South African company Condra Cranes & Hoists remains committed to supporting the local manufacturing industry, company MD Marc Kleiner tells Engineering News & Mining Weekly. “We buy locally from South African suppliers instead of importing components, and we believe other manufacturers should try to do the same. Importing component parts is not good for local industry into the future. Manufacturers need to support local suppliers more.”
The company also remains committed to the South and Southern African markets. But economic circumstances in these markets have required Condra to focus on mining markets beyond this country and region. “Mining markets in South Africa, the Democratic Republic of Congo and Zambia are showing signs of stagnation at the moment,” he points out. “But we have a focus on the global mining markets, particularly those of South America and Asia, to maintain production so that a rise in mining activity in one region offsets a lull in another.

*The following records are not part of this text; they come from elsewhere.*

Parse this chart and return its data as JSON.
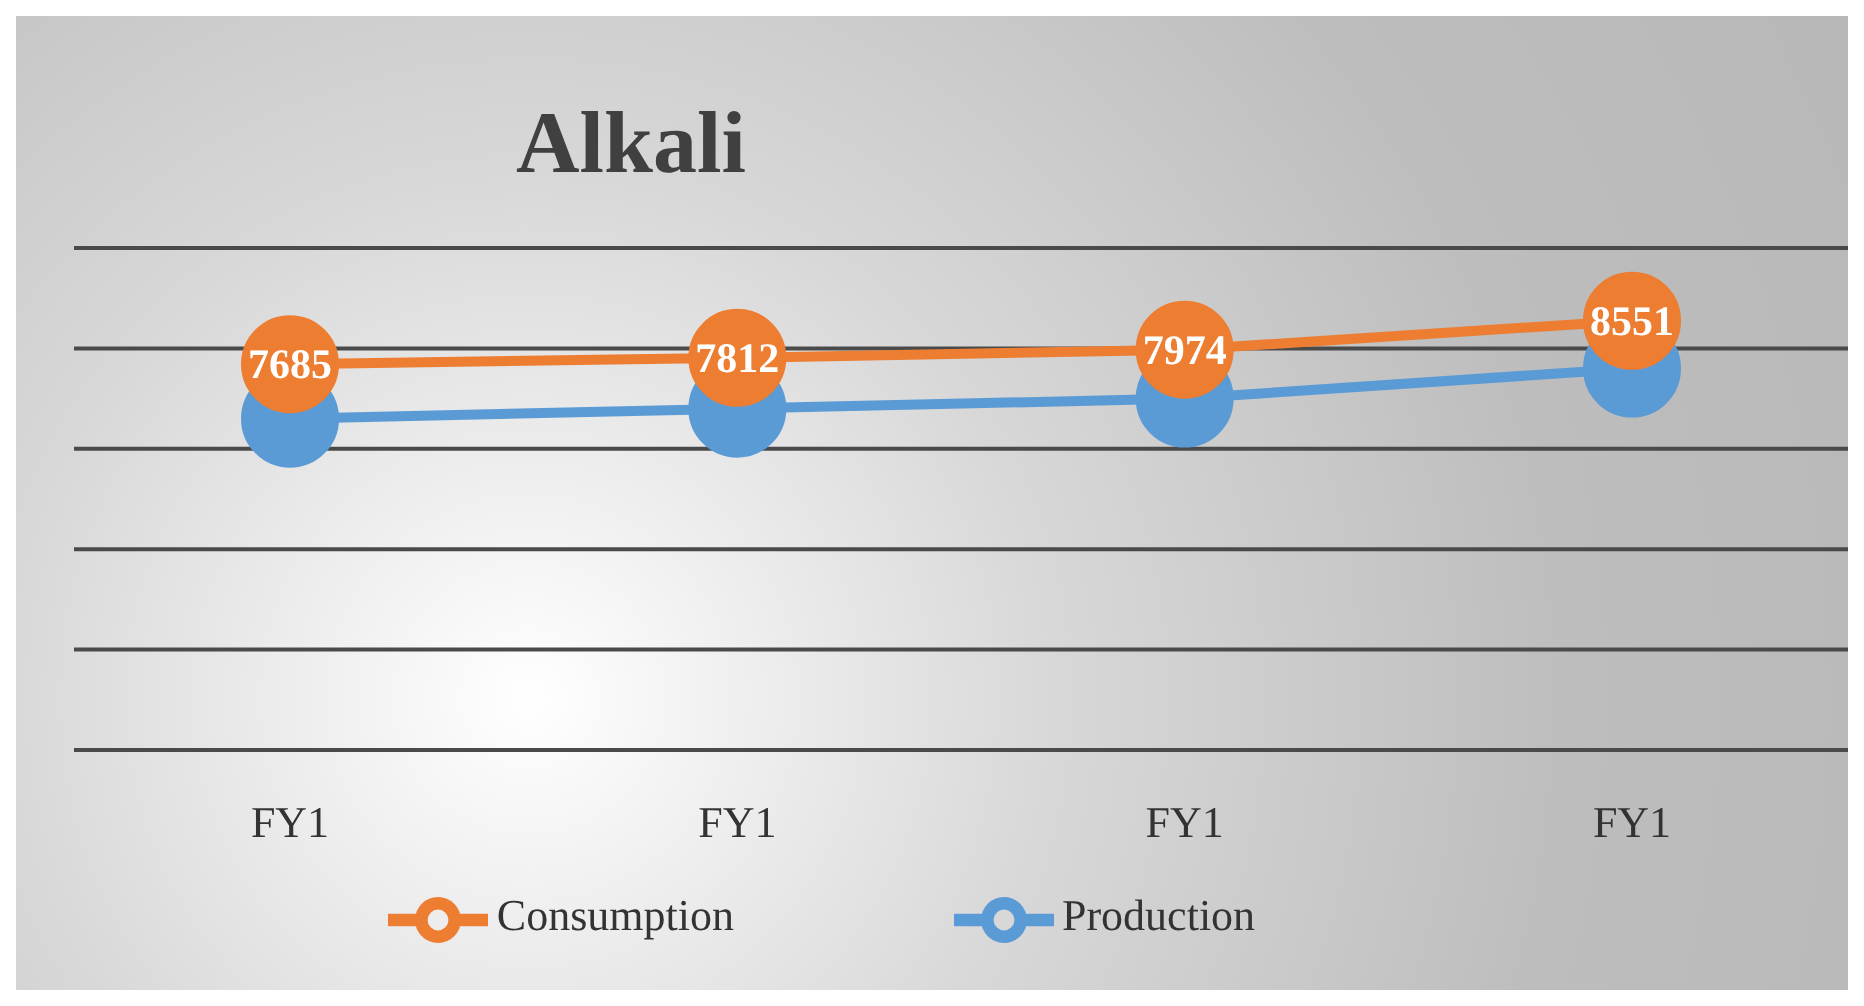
{
  "chart_data": {
    "type": "line",
    "title": "Alkali",
    "categories": [
      "FY1",
      "FY1",
      "FY1",
      "FY1"
    ],
    "series": [
      {
        "name": "Production",
        "color": "#5b9bd5",
        "values": [
          6600,
          6800,
          7000,
          7600
        ]
      },
      {
        "name": "Consumption",
        "color": "#ed7d31",
        "values": [
          7685,
          7812,
          7974,
          8551
        ],
        "value_labels": [
          "7685",
          "7812",
          "7974",
          "8551"
        ]
      }
    ],
    "ylim": [
      0,
      10000
    ],
    "yticks": [
      {
        "value": 0,
        "label": null
      },
      {
        "value": 2000,
        "label": null
      },
      {
        "value": 4000,
        "label": null
      },
      {
        "value": 6000,
        "label": null
      },
      {
        "value": 8000,
        "label": null
      },
      {
        "value": 10000,
        "label": null
      }
    ],
    "grid": "y",
    "tick_labels": "x",
    "legend": "bottom",
    "marker": "circle",
    "line_style": "solid"
  }
}
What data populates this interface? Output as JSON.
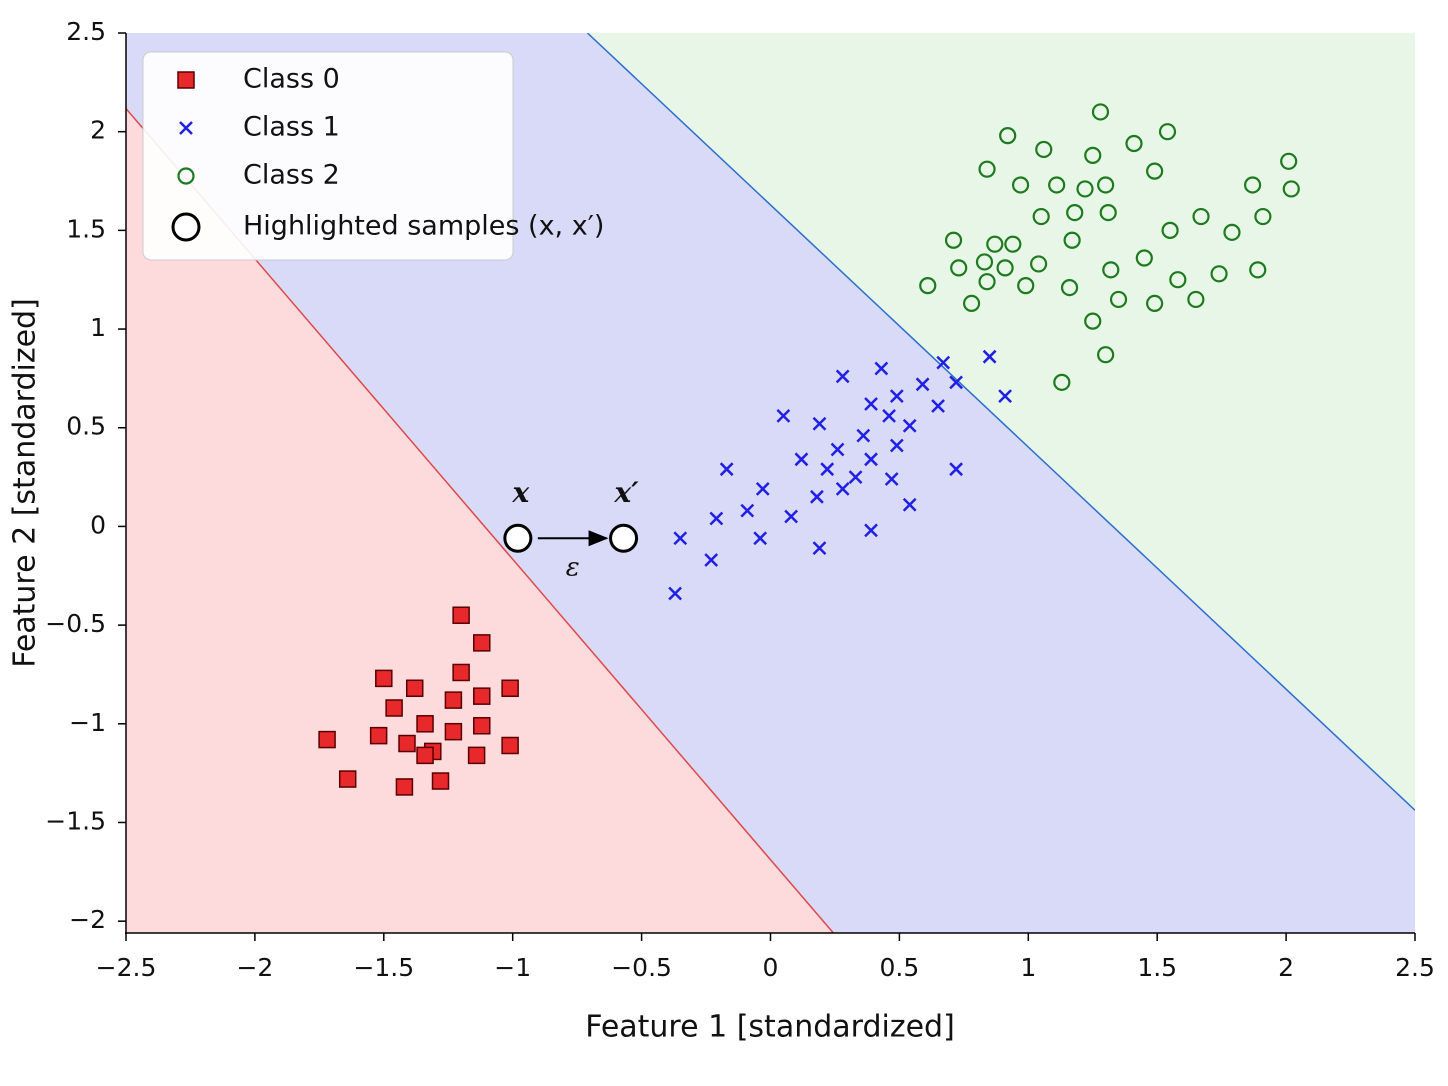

“The South African mining market is very important to us, of course, but it is not currently exhibiting its traditional performance in terms of growth. At the Cape Town Mining Indaba in February, we will be emphasising our commitment to the South African market and our efforts to grow it,” he assures.
Condra recently simultaneously announced that it had developed a fully automated overhead crane system and that it had delivered the first production system to Lonmin. The crane is at the miner’s Marikana platinum mine and is a 16 t, 16-m-span double-girder electric overhead travelling grabbing crane. At the time, Condra stated that it was primarily (but not exclusively) targeting its automated crane system at copper mines.
“It is not so much that we are prioritising the copper mines themselves, but rather that we are targeting tankhouses in the on-site refineries associated with those copper mines,” he explains. “Tankhouse crane movement comprises a move-hold-up-down, move-hold-up-down type of operation that transfers thousands of copper plates between set positions within the electrolytic refining process, something that is a comparatively simple, repetitive process easier for us to fully automate. So we prioritise it.”
The company is also seeking to market its automated cranes to other mining sectors for applications involving repetitive handling. In addition to refinery tankhouses, such applications can be found in storage facilities for refined metal ingots, specifically those lighter than gold – for example (in addition to copper), silver. Condra is seeking to provide automated management and handling for these ingot storage facilities.
Of course, mining is not the only sector interested in fully automated overhead cranes. They are ideal for any business that involves the positioning, storage and retrieval of objects. And this embraces warehousing. Shelf rows in warehouses have to be adequately separated to allow forklifts to move between them. A fully automated overhead crane system could replace the forklifts and make it possible to reduce the space between the shelves.